A inexperiência internacional de um candidato só ganhou peso eleitoral devido à guerra no Iraque. Em geral, temas estrangeiros atraem menos atenção, e candidatos sem traquejo externo já acabaram vencendo a eleição. Jimmy Carter chegou à Casa Branca com uma carreira restrita ao estado da Geórgia e às plantações de amendoim, e acabou esmagado pela crise dos reféns americanos na embaixada em Teerã, em 1979. Ronald Reagan é outro que não tinha experiência internacional quando virou presidente, mas saiu-se bem: tornou-se protagonista de acordos inéditos de desarmamento e fez parceria histórica com o líder soviético Mikhail Gorbachev. "Obama concorre numa época em que imprensa e público estão muito focados em assuntos como Iraque e economia", diz o cientista político Alan Gitelson, da Universidade Loyola, em Chicago. "O próprio McCain tem sido questionado sobre vários temas, particularmente sobre sua inexperiência em lidar com crises econômicas."

 

Fotos Charles Rex Arbogast/AP e Mauricio Duenas/AFP
DIFERENTES EM TUDO 
Michelle, a negra de origem humilde, e Cindy, a branca de família rica: o eleitor é neutro com Cindy, mas tem fortes emoções em relação a Michelle

À primeira vista, é incompreensível que, com a economia às portas da recessão e um candidato governista que confessadamente não entende do tema, a oposição patine nas pesquisas. Larry Bartels, da Universidade Princeton, tem uma explicação: "Os pontos fundamentais numa eleição, sobretudo o estado da economia, pesam muito mais quando o eleitor está na frente da urna do que quando está diante de um pesquisador". Bartels, em seu livro mais recente, Unequal Democracy (Democracia Desigual), examinou os pleitos presidenciais de 1952 até agora. Descobriu que o partido governista sempre perde na urna quando a renda per capita cresce menos de 2% no ano eleitoral – a exceção foi em 1996, na reeleição de Bill Clinton. Agora, para tristeza de McCain, a renda per capita está estagnada. "A insatisfação com Bush e os republicanos dá a Obama uma perspectiva de vantagem eleitoral que talvez só apareça na sua inteireza nos momentos finais da campanha. Isso, claro, não garante vitória a Obama, mas ajuda a explicar por que as pesquisas de agora parecem dissociadas do humor nacional."

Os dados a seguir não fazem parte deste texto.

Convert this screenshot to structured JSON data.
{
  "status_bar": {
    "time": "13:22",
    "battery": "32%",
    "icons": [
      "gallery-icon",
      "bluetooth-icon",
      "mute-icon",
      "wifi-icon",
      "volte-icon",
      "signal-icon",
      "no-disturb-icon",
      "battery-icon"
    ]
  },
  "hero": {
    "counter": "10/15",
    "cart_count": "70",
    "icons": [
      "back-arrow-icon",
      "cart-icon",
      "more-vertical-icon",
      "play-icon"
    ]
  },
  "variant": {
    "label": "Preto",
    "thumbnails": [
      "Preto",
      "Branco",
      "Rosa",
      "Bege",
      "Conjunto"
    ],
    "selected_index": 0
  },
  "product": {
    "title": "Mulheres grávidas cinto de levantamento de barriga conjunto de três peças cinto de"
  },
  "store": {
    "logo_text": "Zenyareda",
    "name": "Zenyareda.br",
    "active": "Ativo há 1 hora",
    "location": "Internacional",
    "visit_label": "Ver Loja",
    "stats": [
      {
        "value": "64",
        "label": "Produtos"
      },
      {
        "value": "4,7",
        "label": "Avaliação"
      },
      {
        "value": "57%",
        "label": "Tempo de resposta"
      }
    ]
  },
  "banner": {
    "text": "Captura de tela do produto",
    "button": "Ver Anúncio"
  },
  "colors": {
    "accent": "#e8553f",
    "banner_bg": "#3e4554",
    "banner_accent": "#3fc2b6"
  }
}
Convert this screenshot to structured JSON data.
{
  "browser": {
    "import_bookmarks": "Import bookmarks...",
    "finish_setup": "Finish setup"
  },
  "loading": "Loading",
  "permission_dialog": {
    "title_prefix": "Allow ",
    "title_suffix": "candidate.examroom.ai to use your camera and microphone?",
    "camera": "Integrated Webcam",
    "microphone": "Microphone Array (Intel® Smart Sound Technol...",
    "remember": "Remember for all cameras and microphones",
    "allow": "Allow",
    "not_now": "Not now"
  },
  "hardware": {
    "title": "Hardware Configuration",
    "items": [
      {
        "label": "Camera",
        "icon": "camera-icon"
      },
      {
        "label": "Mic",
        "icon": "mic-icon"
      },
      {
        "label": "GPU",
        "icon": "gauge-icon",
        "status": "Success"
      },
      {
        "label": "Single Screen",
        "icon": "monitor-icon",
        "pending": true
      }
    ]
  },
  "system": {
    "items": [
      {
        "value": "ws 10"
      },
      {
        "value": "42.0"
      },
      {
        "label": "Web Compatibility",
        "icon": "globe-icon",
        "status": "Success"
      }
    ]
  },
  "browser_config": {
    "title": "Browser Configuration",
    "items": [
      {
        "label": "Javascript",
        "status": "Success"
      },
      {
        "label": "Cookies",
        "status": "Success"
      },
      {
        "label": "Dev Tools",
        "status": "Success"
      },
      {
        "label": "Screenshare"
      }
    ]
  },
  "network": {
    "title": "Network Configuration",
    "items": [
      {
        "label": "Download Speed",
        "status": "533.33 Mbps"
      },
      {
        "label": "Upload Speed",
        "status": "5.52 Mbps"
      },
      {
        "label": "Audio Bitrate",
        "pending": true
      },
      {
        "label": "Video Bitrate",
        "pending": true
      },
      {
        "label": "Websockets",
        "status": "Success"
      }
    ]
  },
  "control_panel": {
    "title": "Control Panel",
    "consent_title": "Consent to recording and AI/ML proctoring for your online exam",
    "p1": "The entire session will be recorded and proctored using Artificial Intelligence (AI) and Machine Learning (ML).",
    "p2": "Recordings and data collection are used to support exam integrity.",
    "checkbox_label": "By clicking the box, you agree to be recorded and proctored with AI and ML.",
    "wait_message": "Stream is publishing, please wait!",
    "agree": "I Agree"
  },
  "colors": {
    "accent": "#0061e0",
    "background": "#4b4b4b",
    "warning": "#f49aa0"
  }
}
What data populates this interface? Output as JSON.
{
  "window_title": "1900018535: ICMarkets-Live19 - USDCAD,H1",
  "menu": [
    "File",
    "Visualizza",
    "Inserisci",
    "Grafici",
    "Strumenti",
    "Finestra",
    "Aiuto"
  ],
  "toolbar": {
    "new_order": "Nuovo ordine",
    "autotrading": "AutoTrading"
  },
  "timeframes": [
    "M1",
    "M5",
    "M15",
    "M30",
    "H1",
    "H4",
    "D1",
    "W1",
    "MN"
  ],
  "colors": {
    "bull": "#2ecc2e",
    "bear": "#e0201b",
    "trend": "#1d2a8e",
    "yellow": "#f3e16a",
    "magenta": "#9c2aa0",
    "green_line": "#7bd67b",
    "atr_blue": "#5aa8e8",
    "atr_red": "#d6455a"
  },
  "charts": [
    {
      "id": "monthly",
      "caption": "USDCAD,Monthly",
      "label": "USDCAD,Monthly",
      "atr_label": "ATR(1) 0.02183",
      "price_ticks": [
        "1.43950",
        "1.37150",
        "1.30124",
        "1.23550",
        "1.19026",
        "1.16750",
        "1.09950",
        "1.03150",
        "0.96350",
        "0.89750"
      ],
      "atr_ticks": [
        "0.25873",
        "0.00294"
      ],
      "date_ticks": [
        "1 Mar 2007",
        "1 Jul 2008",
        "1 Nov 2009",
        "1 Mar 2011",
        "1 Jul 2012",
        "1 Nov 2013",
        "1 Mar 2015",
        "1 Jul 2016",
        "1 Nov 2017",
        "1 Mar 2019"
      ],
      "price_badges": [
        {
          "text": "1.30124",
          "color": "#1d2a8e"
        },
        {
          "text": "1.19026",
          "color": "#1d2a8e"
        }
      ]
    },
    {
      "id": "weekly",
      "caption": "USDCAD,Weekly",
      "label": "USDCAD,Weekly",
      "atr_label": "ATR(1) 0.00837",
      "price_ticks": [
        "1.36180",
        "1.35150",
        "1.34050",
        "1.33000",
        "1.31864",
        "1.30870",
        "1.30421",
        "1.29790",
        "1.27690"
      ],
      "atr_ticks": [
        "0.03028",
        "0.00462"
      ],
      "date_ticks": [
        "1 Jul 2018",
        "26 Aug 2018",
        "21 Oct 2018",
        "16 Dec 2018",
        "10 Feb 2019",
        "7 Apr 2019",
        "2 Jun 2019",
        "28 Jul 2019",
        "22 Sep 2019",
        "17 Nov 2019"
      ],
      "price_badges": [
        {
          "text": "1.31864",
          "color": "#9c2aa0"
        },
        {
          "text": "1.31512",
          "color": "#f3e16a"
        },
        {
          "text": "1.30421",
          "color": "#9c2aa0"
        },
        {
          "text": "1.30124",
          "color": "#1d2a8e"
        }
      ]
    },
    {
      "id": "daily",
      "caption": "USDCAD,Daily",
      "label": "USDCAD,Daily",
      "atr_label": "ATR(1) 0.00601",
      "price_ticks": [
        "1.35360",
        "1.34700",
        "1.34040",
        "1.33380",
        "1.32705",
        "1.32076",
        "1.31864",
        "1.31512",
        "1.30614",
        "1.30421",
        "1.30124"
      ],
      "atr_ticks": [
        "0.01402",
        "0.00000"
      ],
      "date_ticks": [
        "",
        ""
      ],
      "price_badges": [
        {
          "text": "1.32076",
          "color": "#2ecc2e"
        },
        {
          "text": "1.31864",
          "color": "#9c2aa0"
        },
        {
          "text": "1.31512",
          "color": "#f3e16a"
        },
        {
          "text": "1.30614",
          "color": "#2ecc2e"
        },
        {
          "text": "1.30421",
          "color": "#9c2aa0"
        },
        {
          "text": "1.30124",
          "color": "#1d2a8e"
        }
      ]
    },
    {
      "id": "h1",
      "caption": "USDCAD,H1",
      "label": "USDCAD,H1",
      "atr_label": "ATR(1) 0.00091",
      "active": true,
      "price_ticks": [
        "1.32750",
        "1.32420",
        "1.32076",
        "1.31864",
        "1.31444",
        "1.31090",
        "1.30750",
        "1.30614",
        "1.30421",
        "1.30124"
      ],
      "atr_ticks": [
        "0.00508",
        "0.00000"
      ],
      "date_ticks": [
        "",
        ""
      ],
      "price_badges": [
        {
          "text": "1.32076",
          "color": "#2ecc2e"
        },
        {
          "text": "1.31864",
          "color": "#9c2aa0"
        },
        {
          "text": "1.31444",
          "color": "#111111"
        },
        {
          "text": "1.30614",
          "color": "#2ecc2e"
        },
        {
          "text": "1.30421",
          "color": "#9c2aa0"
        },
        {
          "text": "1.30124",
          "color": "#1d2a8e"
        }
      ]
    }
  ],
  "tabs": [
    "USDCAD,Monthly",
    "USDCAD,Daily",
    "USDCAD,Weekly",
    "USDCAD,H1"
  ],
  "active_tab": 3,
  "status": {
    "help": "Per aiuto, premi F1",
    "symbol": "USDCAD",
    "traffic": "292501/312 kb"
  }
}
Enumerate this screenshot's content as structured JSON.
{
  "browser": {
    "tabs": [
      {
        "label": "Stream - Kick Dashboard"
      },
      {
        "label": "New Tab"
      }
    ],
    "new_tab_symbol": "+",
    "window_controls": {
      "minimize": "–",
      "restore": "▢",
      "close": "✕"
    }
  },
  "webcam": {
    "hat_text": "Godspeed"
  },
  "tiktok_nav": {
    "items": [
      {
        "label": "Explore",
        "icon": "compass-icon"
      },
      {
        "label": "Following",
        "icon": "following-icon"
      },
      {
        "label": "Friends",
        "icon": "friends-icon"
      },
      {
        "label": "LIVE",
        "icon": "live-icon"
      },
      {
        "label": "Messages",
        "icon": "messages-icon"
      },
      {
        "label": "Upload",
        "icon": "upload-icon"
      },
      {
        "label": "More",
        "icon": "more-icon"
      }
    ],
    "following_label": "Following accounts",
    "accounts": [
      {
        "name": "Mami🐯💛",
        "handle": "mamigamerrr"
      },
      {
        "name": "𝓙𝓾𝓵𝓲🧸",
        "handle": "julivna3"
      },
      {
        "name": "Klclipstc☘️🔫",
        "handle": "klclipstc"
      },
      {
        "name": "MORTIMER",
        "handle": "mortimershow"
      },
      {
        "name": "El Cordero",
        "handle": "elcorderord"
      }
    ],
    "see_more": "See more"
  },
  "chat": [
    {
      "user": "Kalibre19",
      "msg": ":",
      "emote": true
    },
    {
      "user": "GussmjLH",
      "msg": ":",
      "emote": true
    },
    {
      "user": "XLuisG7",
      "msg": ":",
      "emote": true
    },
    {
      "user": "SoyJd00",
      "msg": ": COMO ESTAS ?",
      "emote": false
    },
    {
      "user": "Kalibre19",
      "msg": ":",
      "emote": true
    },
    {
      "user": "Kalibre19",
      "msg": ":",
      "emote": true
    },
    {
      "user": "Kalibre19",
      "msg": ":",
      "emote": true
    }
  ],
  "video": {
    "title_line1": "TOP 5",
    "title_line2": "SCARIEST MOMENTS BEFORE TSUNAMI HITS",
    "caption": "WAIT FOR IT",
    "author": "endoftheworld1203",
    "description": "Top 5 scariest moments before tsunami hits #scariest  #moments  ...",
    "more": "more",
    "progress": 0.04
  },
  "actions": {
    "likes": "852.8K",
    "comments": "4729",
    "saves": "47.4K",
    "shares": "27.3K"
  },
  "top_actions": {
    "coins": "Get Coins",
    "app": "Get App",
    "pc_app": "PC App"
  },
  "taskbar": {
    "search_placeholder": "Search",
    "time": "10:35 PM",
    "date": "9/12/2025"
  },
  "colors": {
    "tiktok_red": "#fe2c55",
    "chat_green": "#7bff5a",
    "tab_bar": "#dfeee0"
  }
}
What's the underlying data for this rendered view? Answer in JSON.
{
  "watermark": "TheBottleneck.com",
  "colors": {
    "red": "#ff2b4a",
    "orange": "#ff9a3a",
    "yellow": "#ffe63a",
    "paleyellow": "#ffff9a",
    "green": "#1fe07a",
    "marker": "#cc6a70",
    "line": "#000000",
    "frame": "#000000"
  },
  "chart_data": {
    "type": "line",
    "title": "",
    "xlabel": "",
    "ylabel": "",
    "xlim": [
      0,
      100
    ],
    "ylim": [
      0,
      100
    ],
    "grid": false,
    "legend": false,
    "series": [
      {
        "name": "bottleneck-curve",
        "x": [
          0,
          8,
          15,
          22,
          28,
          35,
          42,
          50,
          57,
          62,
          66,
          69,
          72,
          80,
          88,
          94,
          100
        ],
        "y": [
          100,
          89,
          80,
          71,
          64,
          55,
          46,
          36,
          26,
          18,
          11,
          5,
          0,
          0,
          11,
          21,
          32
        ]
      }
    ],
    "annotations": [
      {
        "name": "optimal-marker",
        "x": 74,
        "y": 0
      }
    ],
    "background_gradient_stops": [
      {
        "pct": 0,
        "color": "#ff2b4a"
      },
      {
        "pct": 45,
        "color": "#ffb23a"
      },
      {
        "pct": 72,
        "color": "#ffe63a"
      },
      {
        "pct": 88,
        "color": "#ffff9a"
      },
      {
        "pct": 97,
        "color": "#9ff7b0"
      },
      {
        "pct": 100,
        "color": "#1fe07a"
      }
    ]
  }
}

Além do cenário econômico e internacional, há outro ponto controvertido sobre Obama e cujo impacto é uma incógnita – a cor de sua pele. As pesquisas sugerem que 5% dos americanos deixariam de votar num candidato por causa de sua cor, mas, como se trata de um assunto sensível na sociedade americana, é imprudente acreditar que todo entrevistado esteja falando a verdade. "É um desafio para Obama ser o primeiro afro-americano a presidir o país. Ainda que tenham percorrido um longo caminho no terreno racial, os Estados Unidos, tal como o Brasil, precisam fazer mais progresso nessa área", diz Ange-Marie Hancock, professora de ciência política e estudos afro-americanos na Universidade Yale. Hancock salienta que a quebra de tabus – e a eleição de um negro seria um ineditismo histórico – raramente se dá com maiorias avassaladoras na história eleitoral americana. "O primeiro presidente católico, John Kennedy, ganhou a eleição por margem muito estreita." Kennedy foi o primeiro católico e, até agora, o único.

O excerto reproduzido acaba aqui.